Vegan Chickpea Curry with Jacket Potato

Aromatic and flavorful, this vegan chickpea curry is a hearty and satisfying meal, perfect for a cozy night in. Paired with a fluffy baked jacket potato, it's a wholesome and delicious dish that will leave you feeling warm and content.

Ingredients:

For the curry:

* 1 tbsp olive oil
* 1 onion, chopped
* 2 cloves garlic, minced
* 1 tbsp grated ginger
* 1 tsp ground cumin
* 1 tsp ground coriander
* 1/2 tsp turmeric powder
* 1/4 tsp chili powder (optional)
* 1 (15 oz) can chickpeas, rinsed and drained
* 1 (14.5 oz) can diced tomatoes
* 1 cup vegetable broth
* 1/4 cup coconut milk (optional)
* Salt and pepper to taste

For the jacket potato:

* 2 large potatoes
* Olive oil
* Salt and pepper

Instructions:

For the curry:

1. Heat the olive oil in a large pot or Dutch oven over medium heat.
2. Add the onion and sauté until softened, about 5 minutes.
3. Stir in the garlic, ginger, cumin, coriander, turmeric, and chili powder (if using). Cook for 1 minute, or until fragrant.
4. Add the chickpeas, tomatoes, vegetable broth, and coconut milk (if using).
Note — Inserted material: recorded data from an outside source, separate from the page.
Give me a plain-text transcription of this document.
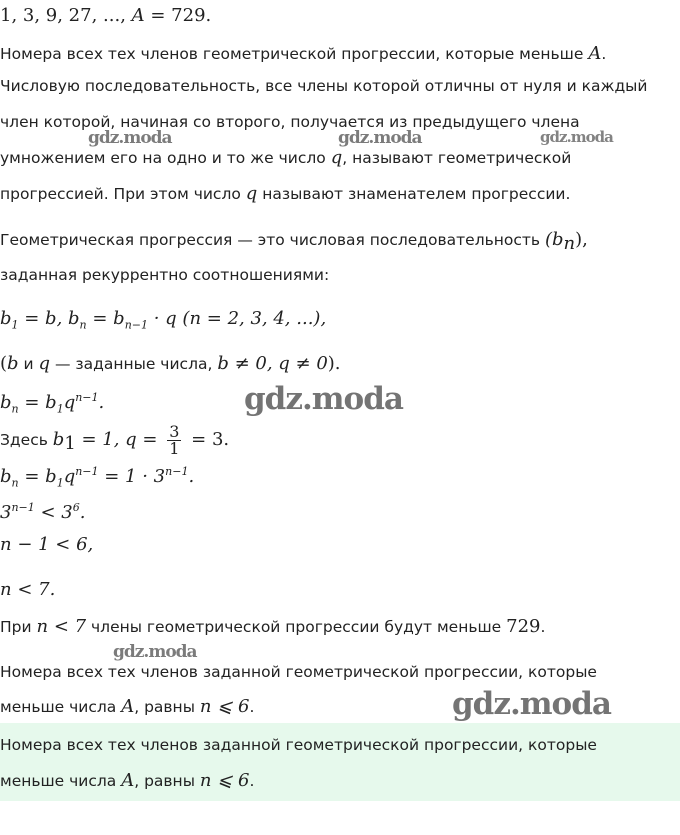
1, 3, 9, 27, ..., A = 729.
Номера всех тех членов геометрической прогрессии, которые меньше A.
Числовую последовательность, все члены которой отличны от нуля и каждый
член которой, начиная со второго, получается из предыдущего члена
умножением его на одно и то же число q, называют геометрической
прогрессией. При этом число q называют знаменателем прогрессии.
Геометрическая прогрессия — это числовая последовательность $(b_n)$,
заданная рекуррентно соотношениями:
$b_1 = b$, $b_n = b_{n-1} \cdot q$ (n = 2, 3, 4, ...),
(b и q — заданные числа, b ≠ 0, q ≠ 0).
$b_n = b_1q^{n-1}$.
Здесь $b_1 = 1$, $q = \frac{3}{1} = 3$.
$b_n = b_1q^{n-1} = 1 \cdot 3^{n-1}$.
$3^{n-1} < 3^6$.
n − 1 < 6,
n < 7.
При n < 7 члены геометрической прогрессии будут меньше 729.
Номера всех тех членов заданной геометрической прогрессии, которые
меньше числа A, равны n ⩽ 6.
Номера всех тех членов заданной геометрической прогрессии, которые
меньше числа A, равны n ⩽ 6.
gdz.moda	gdz.moda	gdz.moda
gdz.moda
gdz.moda
gdz.moda
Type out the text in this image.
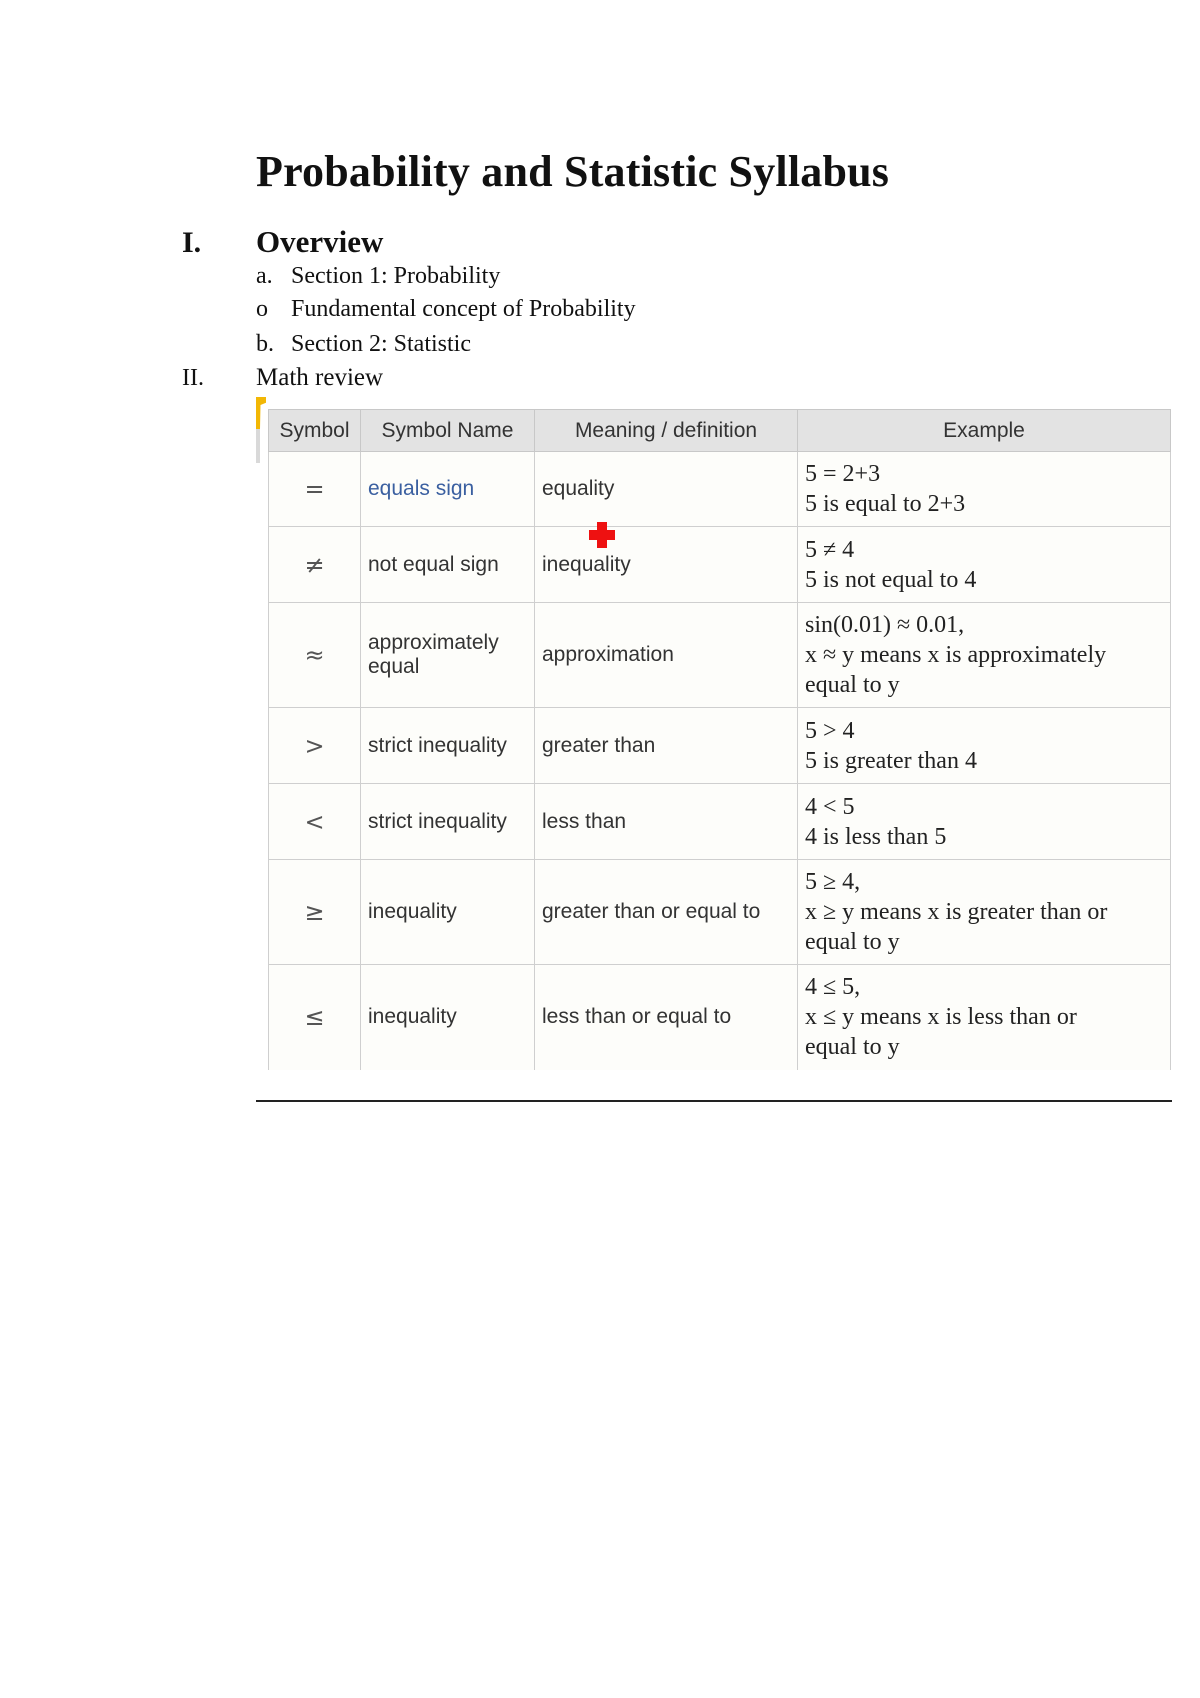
Probability and Statistic Syllabus
I. Overview
a. Section 1: Probability
o Fundamental concept of Probability
b. Section 2: Statistic
II. Math review
Symbol	Symbol Name	Meaning / definition	Example
=	equals sign	equality	5 = 2+3
5 is equal to 2+3

≠	not equal sign	inequality	5 ≠ 4
5 is not equal to 4

≈	approximately equal	approximation	sin(0.01) ≈ 0.01,
x ≈ y means x is approximately
equal to y

>	strict inequality	greater than	5 > 4
5 is greater than 4

<	strict inequality	less than	4 < 5
4 is less than 5

≥	inequality	greater than or equal to	5 ≥ 4,
x ≥ y means x is greater than or
equal to y

≤	inequality	less than or equal to	4 ≤ 5,
x ≤ y means x is less than or
equal to y
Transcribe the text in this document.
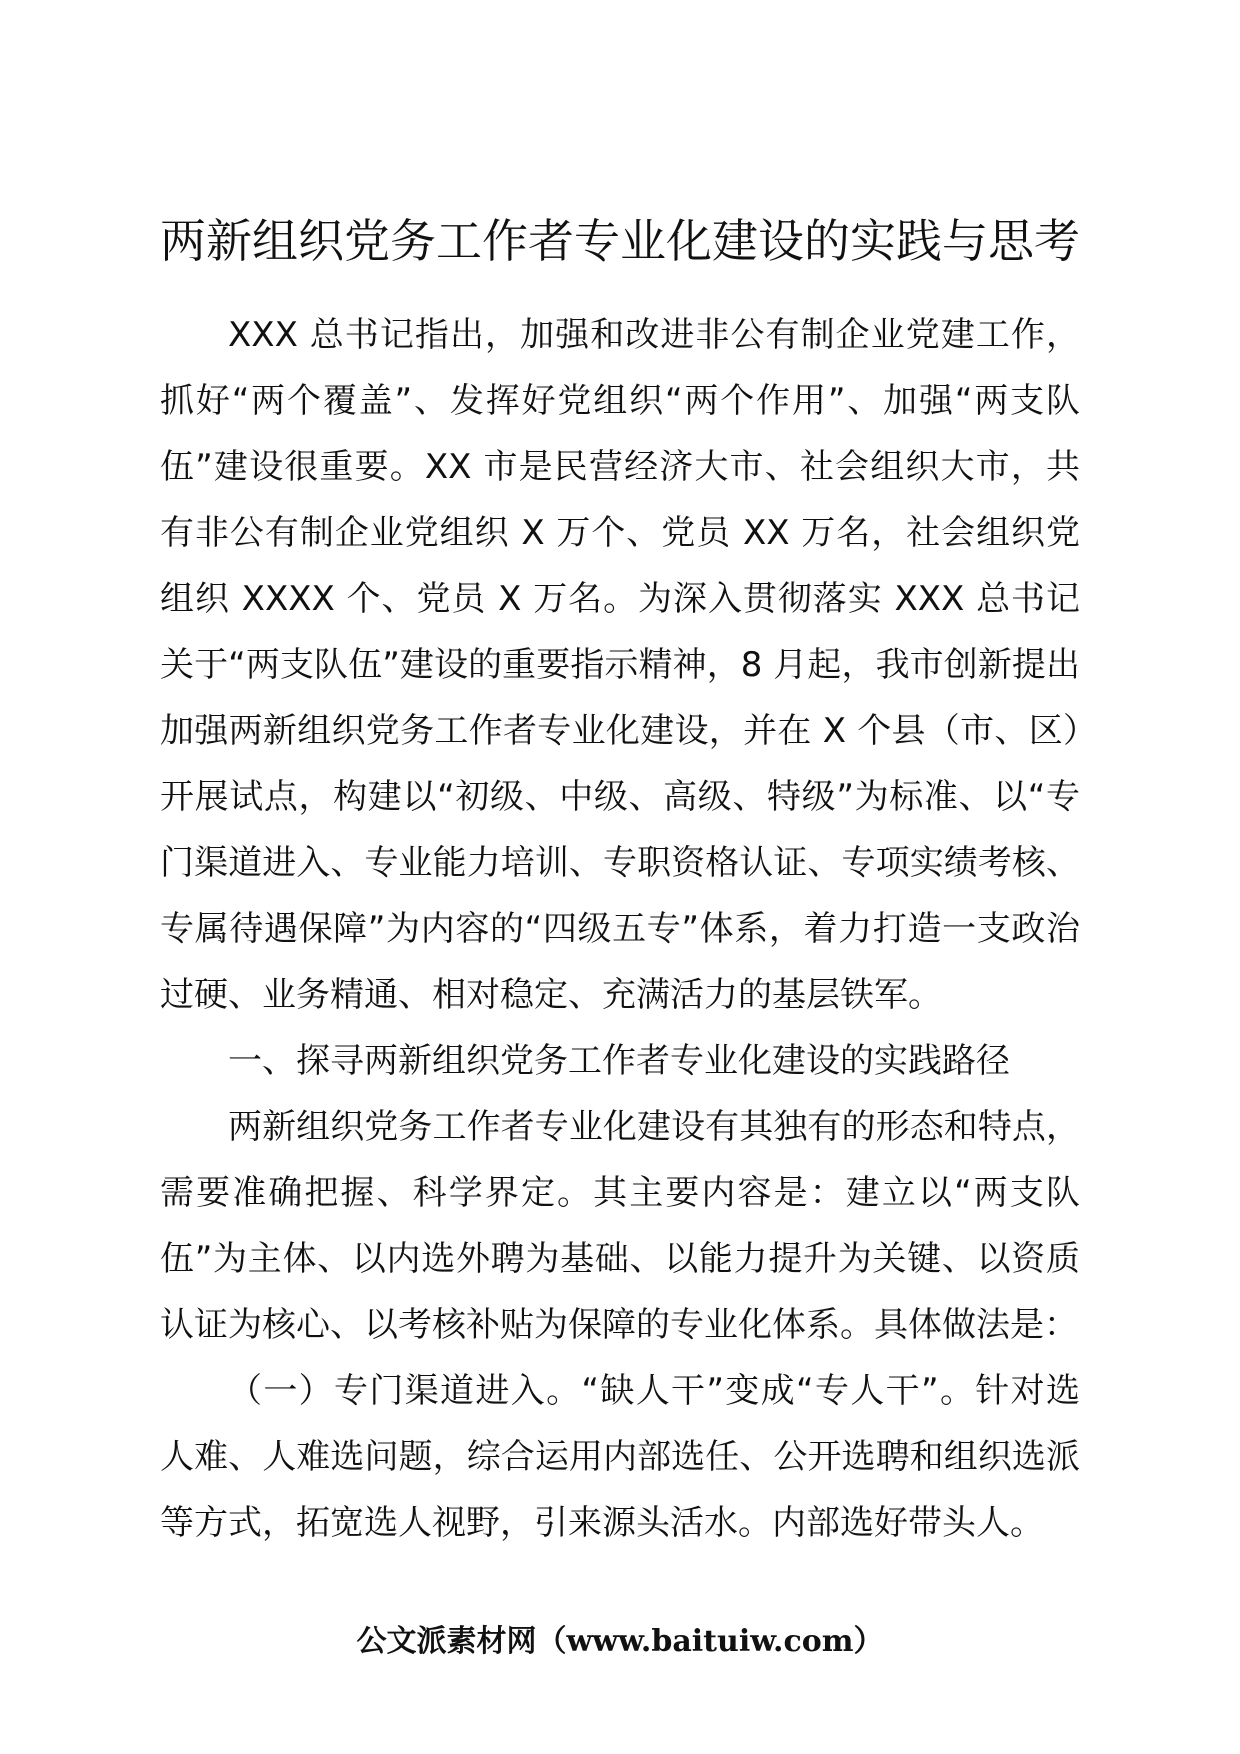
两新组织党务工作者专业化建设的实践与思考

XXX 总书记指出，加强和改进非公有制企业党建工作，抓好“两个覆盖”、发挥好党组织“两个作用”、加强“两支队伍”建设很重要。XX 市是民营经济大市、社会组织大市，共有非公有制企业党组织 X 万个、党员 XX 万名，社会组织党组织 XXXX 个、党员 X 万名。为深入贯彻落实 XXX 总书记关于“两支队伍”建设的重要指示精神，8 月起，我市创新提出加强两新组织党务工作者专业化建设，并在 X 个县（市、区）开展试点，构建以“初级、中级、高级、特级”为标准、以“专门渠道进入、专业能力培训、专职资格认证、专项实绩考核、专属待遇保障”为内容的“四级五专”体系，着力打造一支政治过硬、业务精通、相对稳定、充满活力的基层铁军。

一、探寻两新组织党务工作者专业化建设的实践路径

两新组织党务工作者专业化建设有其独有的形态和特点，需要准确把握、科学界定。其主要内容是：建立以“两支队伍”为主体、以内选外聘为基础、以能力提升为关键、以资质认证为核心、以考核补贴为保障的专业化体系。具体做法是：

（一）专门渠道进入。“缺人干”变成“专人干”。针对选人难、人难选问题，综合运用内部选任、公开选聘和组织选派等方式，拓宽选人视野，引来源头活水。内部选好带头人。

公文派素材网（www.baituiw.com）
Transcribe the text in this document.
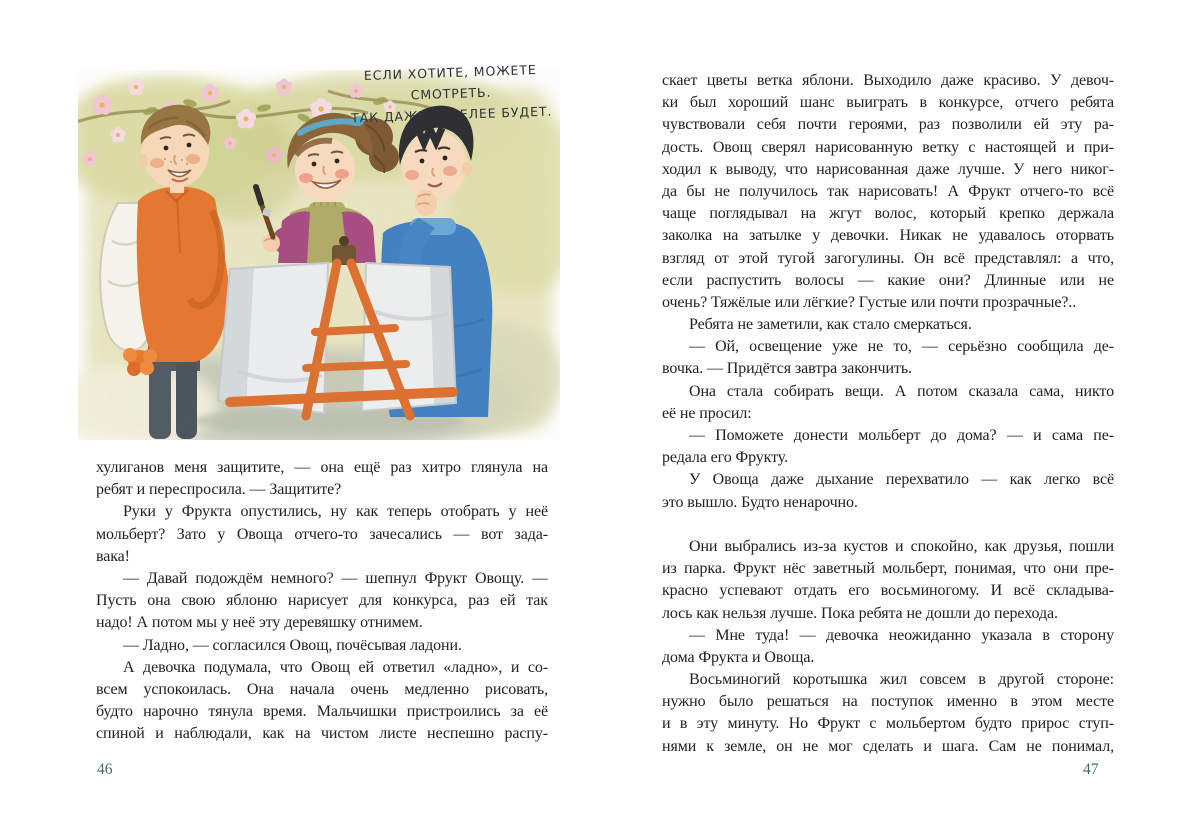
ЕСЛИ ХОТИТЕ, МОЖЕТЕ СМОТРЕТЬ.
ТАК ДАЖЕ ВЕСЕЛЕЕ БУДЕТ.
хулиганов меня защитите, — она ещё раз хитро глянула на
ребят и переспросила. — Защитите?
Руки у Фрукта опустились, ну как теперь отобрать у неё
мольберт? Зато у Овоща отчего-то зачесались — вот зада-
вака!
— Давай подождём немного? — шепнул Фрукт Овощу. —
Пусть она свою яблоню нарисует для конкурса, раз ей так
надо! А потом мы у неё эту деревяшку отнимем.
— Ладно, — согласился Овощ, почёсывая ладони.
А девочка подумала, что Овощ ей ответил «ладно», и со-
всем успокоилась. Она начала очень медленно рисовать,
будто нарочно тянула время. Мальчишки пристроились за её
спиной и наблюдали, как на чистом листе неспешно распу-
46
скает цветы ветка яблони. Выходило даже красиво. У девоч-
ки был хороший шанс выиграть в конкурсе, отчего ребята
чувствовали себя почти героями, раз позволили ей эту ра-
дость. Овощ сверял нарисованную ветку с настоящей и при-
ходил к выводу, что нарисованная даже лучше. У него никог-
да бы не получилось так нарисовать! А Фрукт отчего-то всё
чаще поглядывал на жгут волос, который крепко держала
заколка на затылке у девочки. Никак не удавалось оторвать
взгляд от этой тугой загогулины. Он всё представлял: а что,
если распустить волосы — какие они? Длинные или не
очень? Тяжёлые или лёгкие? Густые или почти прозрачные?..
Ребята не заметили, как стало смеркаться.
— Ой, освещение уже не то, — серьёзно сообщила де-
вочка. — Придётся завтра закончить.
Она стала собирать вещи. А потом сказала сама, никто
её не просил:
— Поможете донести мольберт до дома? — и сама пе-
редала его Фрукту.
У Овоща даже дыхание перехватило — как легко всё
это вышло. Будто ненарочно.
Они выбрались из-за кустов и спокойно, как друзья, пошли
из парка. Фрукт нёс заветный мольберт, понимая, что они пре-
красно успевают отдать его восьминогому. И всё складыва-
лось как нельзя лучше. Пока ребята не дошли до перехода.
— Мне туда! — девочка неожиданно указала в сторону
дома Фрукта и Овоща.
Восьминогий коротышка жил совсем в другой стороне:
нужно было решаться на поступок именно в этом месте
и в эту минуту. Но Фрукт с мольбертом будто прирос ступ-
нями к земле, он не мог сделать и шага. Сам не понимал,
47
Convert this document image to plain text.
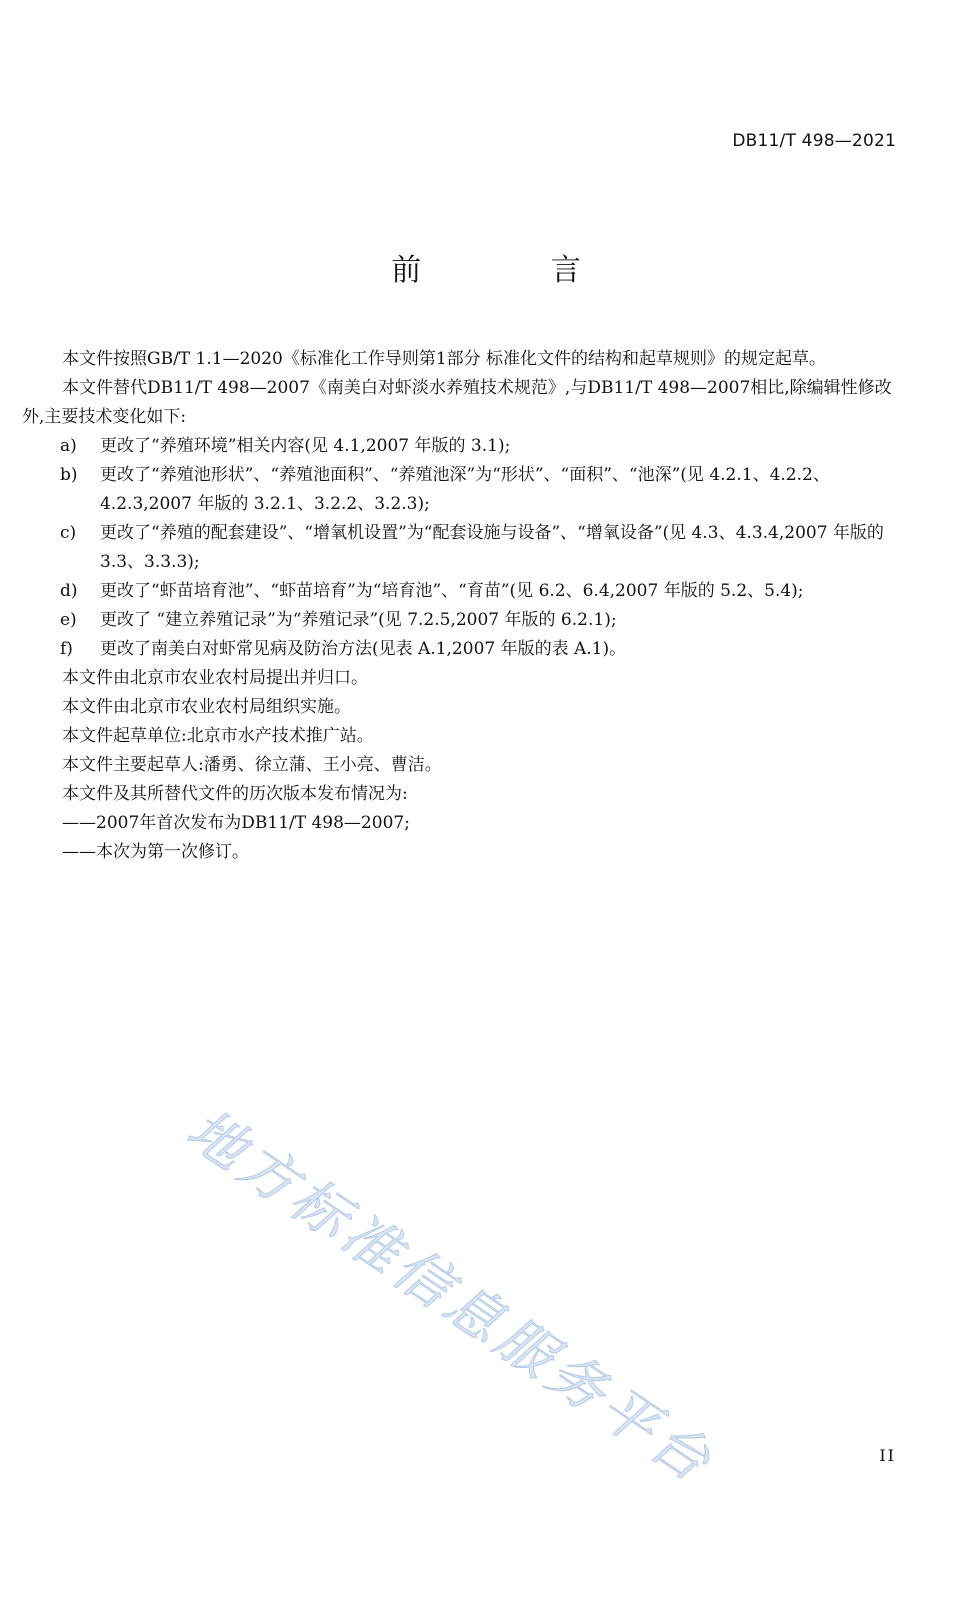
DB11/T 498—2021
前 言

本文件按照GB/T 1.1—2020《标准化工作导则第1部分 标准化文件的结构和起草规则》的规定起草。

本文件替代DB11/T 498—2007《南美白对虾淡水养殖技术规范》,与DB11/T 498—2007相比,除编辑性修改外,主要技术变化如下:

a) 更改了“养殖环境”相关内容(见 4.1,2007 年版的 3.1);
b) 更改了“养殖池形状”、“养殖池面积”、“养殖池深”为“形状”、“面积”、“池深”(见 4.2.1、4.2.2、4.2.3,2007 年版的 3.2.1、3.2.2、3.2.3);
c) 更改了“养殖的配套建设”、“增氧机设置”为“配套设施与设备”、“增氧设备”(见 4.3、4.3.4,2007 年版的 3.3、3.3.3);
d) 更改了“虾苗培育池”、“虾苗培育”为“培育池”、“育苗”(见 6.2、6.4,2007 年版的 5.2、5.4);
e) 更改了 “建立养殖记录”为“养殖记录”(见 7.2.5,2007 年版的 6.2.1);
f) 更改了南美白对虾常见病及防治方法(见表 A.1,2007 年版的表 A.1)。

本文件由北京市农业农村局提出并归口。

本文件由北京市农业农村局组织实施。

本文件起草单位:北京市水产技术推广站。

本文件主要起草人:潘勇、徐立蒲、王小亮、曹洁。

本文件及其所替代文件的历次版本发布情况为:

——2007年首次发布为DB11/T 498—2007;
——本次为第一次修订。
地方标准信息服务平台	II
Bring to a simmer and cook for 15-20 minutes, or until the chickpeas are tender and the curry has thickened.
5. Season with salt and pepper to taste.

For the jacket potato:

1. Preheat oven to 400°F (200°C).
2. Scrub the potatoes clean and prick them with a fork.
3. Brush with olive oil and season with salt and pepper.
4. Bake for 60-75 minutes, or until tender when pierced with a fork.

To serve:

1. Cut open the jacket potatoes and fluff the inside with a fork.
2. Spoon the chickpea curry over the potatoes.
3. Enjoy hot with your favorite toppings, such as fresh cilantro, lime wedges, or a dollop of vegan yogurt.

Tips:

* For a richer flavor, use homemade vegetable broth.
* Add a touch of sweetness with a drizzle of honey or maple syrup.
* Serve with a side of rice or naan bread for a complete meal.
* Leftover curry can be stored in the refrigerator for up to 3 days.